Press ESC to close

Primeiro levantador de peso trans do Brasil, relata desafios no esporte e no uso de hormônios

João Vieira Caetano faz história como o primeiro atleta trans no powerlifting brasileiro, enfrentando desafios hormonais e sociais em sua trajetória

João Vieira Caetano, 37 anos, se tornou o primeiro homem trans a competir oficialmente no powerlifting brasileiro. Sua trajetória no esporte, marcada por resiliência, superação e desafios começou ainda na infância, quando encontrou nos exercícios físicos uma forma de lidar com perdas familiares e dificuldades pessoais. Segundo reportagem da GQ Brasil, foi em 2012 que ele deu início à carreira no levantamento de peso, mas, ao solicitar competir entre homens cisgêneros, enfrentou a recusa das federações.

Fiquei dois anos de molho”, recorda Caetano. A volta só ocorreu graças ao incentivo da campeã mundial Ana Rosa Castellain, que o ajudou a ser aceito no circuito de Santa Catarina. Em 2018, fez história ao vencer a categoria de 74 kg da etapa catarinense, se tornando o primeiro atleta trans a alcançar o feito no país.

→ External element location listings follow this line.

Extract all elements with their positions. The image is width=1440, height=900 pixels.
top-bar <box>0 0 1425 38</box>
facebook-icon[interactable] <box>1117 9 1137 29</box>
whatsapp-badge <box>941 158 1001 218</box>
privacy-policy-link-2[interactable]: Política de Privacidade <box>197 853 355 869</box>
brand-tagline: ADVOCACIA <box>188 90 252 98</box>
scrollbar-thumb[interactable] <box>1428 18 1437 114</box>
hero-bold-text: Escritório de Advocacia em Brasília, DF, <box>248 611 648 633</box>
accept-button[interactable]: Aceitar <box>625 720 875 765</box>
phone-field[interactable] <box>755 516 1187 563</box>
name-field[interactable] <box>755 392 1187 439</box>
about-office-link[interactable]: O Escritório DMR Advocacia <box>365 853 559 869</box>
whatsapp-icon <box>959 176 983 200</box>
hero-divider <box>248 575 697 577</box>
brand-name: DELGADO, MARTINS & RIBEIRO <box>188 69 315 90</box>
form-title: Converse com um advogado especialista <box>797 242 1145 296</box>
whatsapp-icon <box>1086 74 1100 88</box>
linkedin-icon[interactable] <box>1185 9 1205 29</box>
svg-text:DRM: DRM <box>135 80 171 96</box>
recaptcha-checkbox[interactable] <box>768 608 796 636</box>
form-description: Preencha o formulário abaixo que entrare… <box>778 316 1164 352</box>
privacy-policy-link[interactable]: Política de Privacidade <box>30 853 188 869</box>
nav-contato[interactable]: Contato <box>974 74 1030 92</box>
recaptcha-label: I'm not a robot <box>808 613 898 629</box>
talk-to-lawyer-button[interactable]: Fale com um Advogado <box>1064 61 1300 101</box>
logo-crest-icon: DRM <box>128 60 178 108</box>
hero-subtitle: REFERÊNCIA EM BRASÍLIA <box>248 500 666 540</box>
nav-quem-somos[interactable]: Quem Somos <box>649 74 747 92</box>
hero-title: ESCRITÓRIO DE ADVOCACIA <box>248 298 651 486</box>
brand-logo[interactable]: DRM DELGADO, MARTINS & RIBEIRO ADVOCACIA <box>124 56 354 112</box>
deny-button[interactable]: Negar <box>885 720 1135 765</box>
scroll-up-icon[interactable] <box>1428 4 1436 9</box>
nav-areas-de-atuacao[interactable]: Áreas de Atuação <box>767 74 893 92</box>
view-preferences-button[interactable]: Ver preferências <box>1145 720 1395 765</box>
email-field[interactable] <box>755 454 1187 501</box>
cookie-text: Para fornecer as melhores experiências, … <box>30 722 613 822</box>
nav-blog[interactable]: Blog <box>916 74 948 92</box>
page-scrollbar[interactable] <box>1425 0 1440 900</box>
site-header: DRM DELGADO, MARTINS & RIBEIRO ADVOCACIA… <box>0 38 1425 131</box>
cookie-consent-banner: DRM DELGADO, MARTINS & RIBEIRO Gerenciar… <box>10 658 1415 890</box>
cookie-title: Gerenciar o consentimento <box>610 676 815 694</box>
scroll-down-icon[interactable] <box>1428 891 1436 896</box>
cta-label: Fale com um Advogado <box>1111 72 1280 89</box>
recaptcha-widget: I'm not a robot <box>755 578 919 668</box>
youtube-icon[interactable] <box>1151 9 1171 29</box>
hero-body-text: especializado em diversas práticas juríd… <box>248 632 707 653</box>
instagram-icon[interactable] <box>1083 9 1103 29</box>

Desafios do treino e o uso de hormônios

A rotina de Caetano envolve estratégias comuns a atletas de elite, como creatina, suplementação proteica e alimentação regrada, mas também carrega especificidades do universo trans. De acordo com a GQ Brasil, ele explica que precisa do uso terapêutico de testosterona, o que gera gastos médios de R$ 600 por mês e exige controle rigoroso de aplicações.

As pessoas acham que levo vantagem por usar testosterona. Mas é o contrário: eu sempre acabo competindo em desvantagem”, relata. Isso porque, enquanto homens cisgêneros produzem o hormônio naturalmente em níveis elevados, Caetano depende de doses controladas para se manter competitivo. O ajuste inadequado pode trazer efeitos colaterais, como retenção de líquidos, que atrapalham seu desempenho e até o enquadramento em categorias de peso.

Outro recurso importante em sua preparação é a periodização de força, alternando treinos leves e intensos conforme o calendário competitivo, reduzindo riscos de lesão e garantindo progressão gradual de carga.

Reconhecimento e resistência

Natural de Ribeirão Preto (SP), Caetano enfrentou episódios severos de transfobia em sua vida pessoal e profissional. Só em 2017 começou a expressar sua identidade de forma mais livre, deixando a barba crescer e raspando a cabeça. Com coragem, mudou-se para Florianópolis em busca de melhores oportunidades e para seguir competindo.

O reconhecimento oficial veio em 2021, quando a Federação Brasileira de Powerlifting o registrou como competidor masculino após avaliar que seu uso terapêutico de hormônios o mantinha em condições de igualdade com adversários cis.

Hoje, Caetano segue treinando para novas competições e reforça a importância de ter sua história contada.

Eu queria muito que a minha história fosse contada, é muita porrada que eu levei na vida, sabe?”.

Com dedicação e disciplina, ele prova que seu pioneirismo vai além do esporte: é um marco de resistência, representatividade e força para a comunidade trans no Brasil.